Yılmaz, İstanbul’un tarihi hamamları açısından bir cazibe merkezi olduğunu dile getirerek, sözlerini, “Devletimiz, son 10 yılda hamamlara sahip çıktı. Türkiye’nin tanıtımında hamamlara yer verdi ve öne çıkardı. Türkiye’nin tanıtım filmlerinde hamamları görüp gelen çok turist var diyebiliriz. O reklamlar önemli ölçüde bir merak uyandırmış yabancı turistlerde. Hamamlar ciddi anlamda turizmden bir pay alıyor artık. İstanbul’a gelen turistin yüzde 30’u mutlaka hamama gidiyor. Bir Osmanlı hamamı görmeden İstanbul’dan ayrılmıyor” diye tamamladı.
Çemberlitaş Hamamı Halkla İlişkiler Müdürü Manolya Civelek Gökgöz ise öncelikli olarak hizmet saatlerinin değiştiğini ve randevu ile çalışmaya başladıklarını belirtti.

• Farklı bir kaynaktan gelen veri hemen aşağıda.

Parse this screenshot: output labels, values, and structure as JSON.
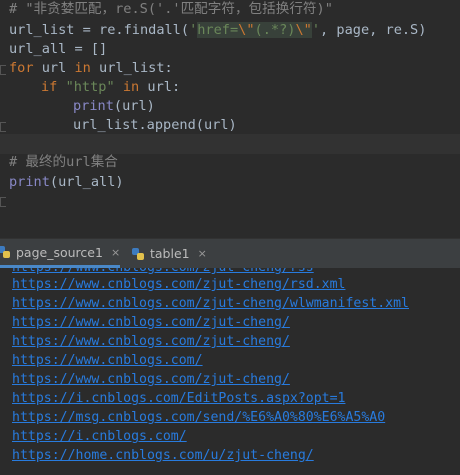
{
  "code": {
    "line1_comment": "# \"非贪婪匹配，re.S('.'匹配字符，包括换行符)\"",
    "line2_a": "url_list = re.findall(",
    "line2_q1": "'",
    "line2_s1": "href=",
    "line2_e1": "\\\"",
    "line2_rx": "(.*?)",
    "line2_e2": "\\\"",
    "line2_q2": "'",
    "line2_b": ", page, re.S)",
    "line3": "url_all = []",
    "line4_kw": "for",
    "line4_a": " url ",
    "line4_kw2": "in",
    "line4_b": " url_list:",
    "line5_kw": "if",
    "line5_str": "\"http\"",
    "line5_kw2": "in",
    "line5_b": " url:",
    "line6_fn": "print",
    "line6_b": "(url)",
    "line7": "url_list.append(url)",
    "line9_comment": "# 最终的url集合",
    "line10_fn": "print",
    "line10_b": "(url_all)"
  },
  "tabs": [
    {
      "label": "page_source1",
      "close": "×"
    },
    {
      "label": "table1",
      "close": "×"
    }
  ],
  "output_lines": [
    "https://www.cnblogs.com/zjut-cheng/rss",
    "https://www.cnblogs.com/zjut-cheng/rsd.xml",
    "https://www.cnblogs.com/zjut-cheng/wlwmanifest.xml",
    "https://www.cnblogs.com/zjut-cheng/",
    "https://www.cnblogs.com/zjut-cheng/",
    "https://www.cnblogs.com/",
    "https://www.cnblogs.com/zjut-cheng/",
    "https://i.cnblogs.com/EditPosts.aspx?opt=1",
    "https://msg.cnblogs.com/send/%E6%A0%80%E6%A5%A0",
    "https://i.cnblogs.com/",
    "https://home.cnblogs.com/u/zjut-cheng/"
  ],
  "colors": {
    "background": "#2b2b2b",
    "keyword": "#cc7832",
    "string": "#6a8759",
    "link": "#287bde",
    "comment": "#808080"
  }
}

Gökgöz, “08.00-22.00 saatleri arasında çalışıyoruz artık. Her müşterinin ilk olarak ateşi ölçülüyor, elleri dezenfekte ediliyor. Tek kullanımlık, kese, peştamal, havlu ve terlik veriliyor. Filyasyon çalışmaları için her müşterinin telefonu ve adres bilgileri alınıyor. Tüm personelimiz de maske ve siperlikle hizmet veriyor” diye konuştu.